Senior Geologist

Utah Geological Survey 

Bio:

Paul Inkenbrandt has been a Senior Geologist and hydrogeologist with the Utah Geological Survey since September 2009. He has a M.S. in geology from Utah State University and a B.S. in geology from the University of Southern Indiana. Paul is experienced in database management, geographic information systems, and Python scripting. He also teaches introductory geology at Salt Lake Community College. In his personal time, he is actively involved in the Utah Geological Association, maintains his vegetable garden, and spends time with his family.   

Title: Groundwater Conditions around Great Salt Lake

Abstract: (by Paul Inkenbrandt and Stefan Kirby)

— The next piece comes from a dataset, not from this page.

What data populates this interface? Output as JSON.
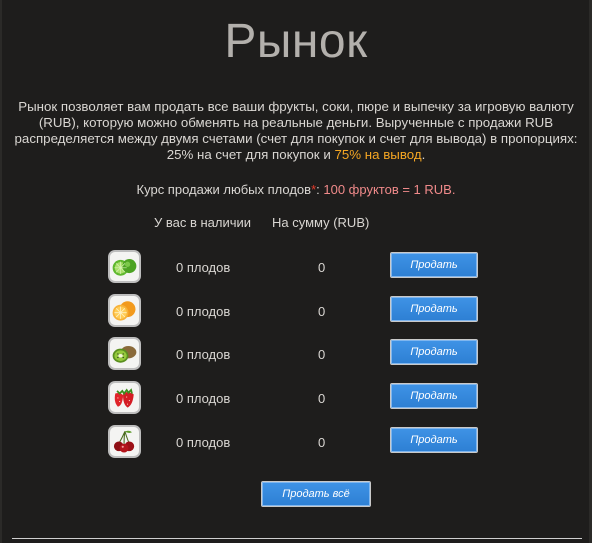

We compiled groundwater level data, and potentiometric contour maps for every watershed immediately adjacent to Great Salt Lake. The groundwater level data points we compiled include U.S. Geological Survey National Water Information System groundwater levels, Utah Division of Water Rights well drilling information, National Hydrography Dataset spring locations, and borehole and piezometer data from wetlands studies. When multiple measurements were recorded at a well, the median groundwater elevation was used as the representative groundwater elevation for that well. Using the compiled datasets, we interpolated groundwater elevations across the region. We used empirical Bayesian kriging with regression prediction, a modified geostatistical technique to interpolate the data.

The resulting surface represents the regional potentiometric surface map around Great Salt Lake, and a more detailed examination of the East Shore area, where water level data density is highest. The groundwater gradient, and subsequent groundwater flow, are highest along the East Shore region of Great Salt Lake. Localized cones of depression exist in the East Shore area. Groundwater level changes coincide with changes in Great Salt Lake elevation. Many of the contributing groundwater basins show a loss in groundwater over time, coincident with drought and increased groundwater pumping. Estimates of total groundwater contribution to the lake vary between 7 and 136 thousand acre-feet per year. The new potentiometric surface allows for estimates of groundwater influx using a Darcy flux method to calculate total groundwater inflow to Great Salt Lake. Our flux estimate was discretized and used with a previous estimate of groundwater TDS to estimate a total annual solute input from groundwater. 

Modeling, potentiometric surface contours, chemistry data, and salt lake analogs indicate that convective groundwater flow driven by salinity gradients is likely occurring near the margin of Great Salt Lake. Monitoring efforts near Pilot Valley, west of Great Salt Lake, show evidence of groundwater convection. Groundwater level decline can lead to issues like encroachment of saline water on relatively fresh groundwater.